Sicchè la giurisprudenza EDU fonte normativa interposta tra la Costituzione e la legge, consente, nella materia delle persone minori di età di apprezzare alcuni principi. La tutela enucleata nell'ambito dell'art. 8 della Convenzione - diritto alla vita privata e familiare - rinvia ad un concetto di famiglia molto più ampio di quello interno. Non si può distinguere tra famiglia legittima e naturale per quanto riguarda i diritti dei figli alla relazione con i genitori. L'art. 14 della Convenzione di Roma vieta ogni discriminazione fondata sulla nascita, il che si ripercuote positivamente nel nostro sistema laddove sopravvivono significative differenze ancora sul piano processuale fra figli di genitori coniugati e figli di non coniugati. Il principio del rispetto della vita privata e familiare va interpretato in un sistema del quale fanno parte l'art. 6, l'art. 13 e l'art. 14 della convenzione. Dal che consegue che ai figli indipendentemente dal tipo di filiazione vanno garantiti gli stessi strumenti per attuare i diritti all'interno di un processo che preveda le medesime garanzie processuali per tutte le parti, integrando il vuoto contenitore del procedimento camerale. La Corte di Strasburgo ragiona sul fatto e sul processo del singolo caso, valutando gli interessi nel loro concreto atteggiarsi esaminando i comportamenti dello Stato (amministrativo e giudiziario) nei cui confronti è sancita la lesione di diritti fondamentali della Convenzione: la valutazione guarda la conformità dei comportamenti alla legislazione nazionale ed alla tutela dell'interesse del minore.

L'art. 8 della Convenzione di Roma ha per obiettivo la protezione dell'individuo contro ingerenze arbitrarie nella "vita familiare", sussistendo a carico dello Stato obblighi positivi e negativi, di proteggere l'individuo contro ingerenze arbitrarie della sfera familiare e di adottare specifiche misure per assicurarne il rispetto, trovando applicazione nei procedimenti ablativi, limitativi della potestà, separativi, adozione, affidamento, sottrazione internazionale.

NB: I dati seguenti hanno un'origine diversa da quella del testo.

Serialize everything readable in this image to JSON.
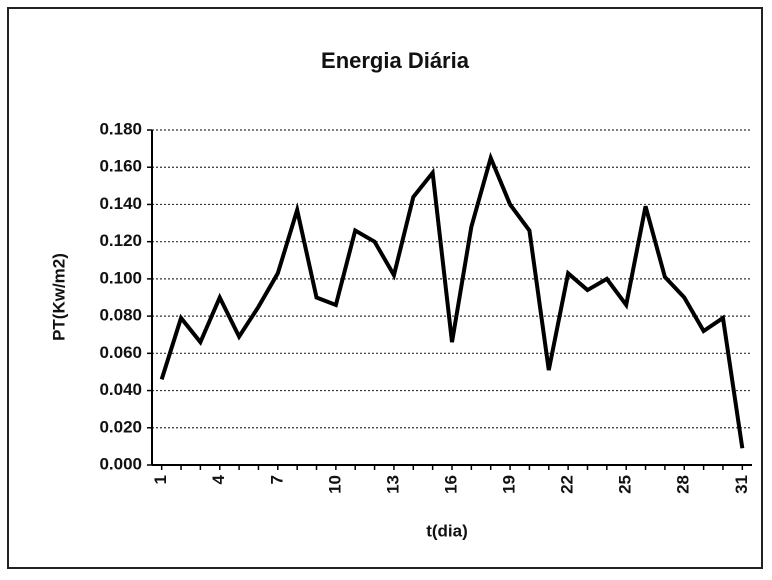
{
  "chart_data": {
    "type": "line",
    "title": "Energia Diária",
    "x_label": "t(dia)",
    "y_label": "PT(Kw/m2)",
    "categories": [
      "1",
      null,
      null,
      "4",
      null,
      null,
      "7",
      null,
      null,
      "10",
      null,
      null,
      "13",
      null,
      null,
      "16",
      null,
      null,
      "19",
      null,
      null,
      "22",
      null,
      null,
      "25",
      null,
      null,
      "28",
      null,
      null,
      "31"
    ],
    "values": [
      0.046,
      0.079,
      0.066,
      0.09,
      0.069,
      0.085,
      0.103,
      0.137,
      0.09,
      0.086,
      0.126,
      0.12,
      0.102,
      0.144,
      0.157,
      0.066,
      0.128,
      0.165,
      0.14,
      0.126,
      0.051,
      0.103,
      0.094,
      0.1,
      0.086,
      0.139,
      0.101,
      0.09,
      0.072,
      0.079,
      0.009
    ],
    "color": "#000000",
    "ylim": [
      0,
      0.18
    ],
    "yticks": [
      {
        "value": 0,
        "label": "0.000"
      },
      {
        "value": 0.02,
        "label": "0.020"
      },
      {
        "value": 0.04,
        "label": "0.040"
      },
      {
        "value": 0.06,
        "label": "0.060"
      },
      {
        "value": 0.08,
        "label": "0.080"
      },
      {
        "value": 0.1,
        "label": "0.100"
      },
      {
        "value": 0.12,
        "label": "0.120"
      },
      {
        "value": 0.14,
        "label": "0.140"
      },
      {
        "value": 0.16,
        "label": "0.160"
      },
      {
        "value": 0.18,
        "label": "0.180"
      }
    ],
    "grid": true
  }
}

Per la Corte di Strasburgo godere della reciproca assidua presenza di relazione, costituisce un elemento fondamentale del diritto alla vita familiare ex art. 8 della Convenzione ed in questo le autorità nazionali sono investite di obblighi positivi di protezione delle relazioni tra i componenti della famiglia con provvedimenti efficaci. Nei procedimenti separativi, l'autorità ha l'obbligo di disciplinare i rapporti con il genitore non convivente con celerità senza discriminazioni fondate sulle tendenze sessuali o sul credo religioso, perché il tempo rileva nella durata del processo e nell'esecuzione.

Nei procedimenti che riguardano la relazione genitori-figli, l'intempestività di regole certe per il rapporto con il genitore non convivente, la mancata esecuzione dei provvedimenti, ha come effetto che si radichino fenomeni disfunzionali, che comportano un danno potenzialmente grave ed irreparabile per losviluppo psico-fisico del minore.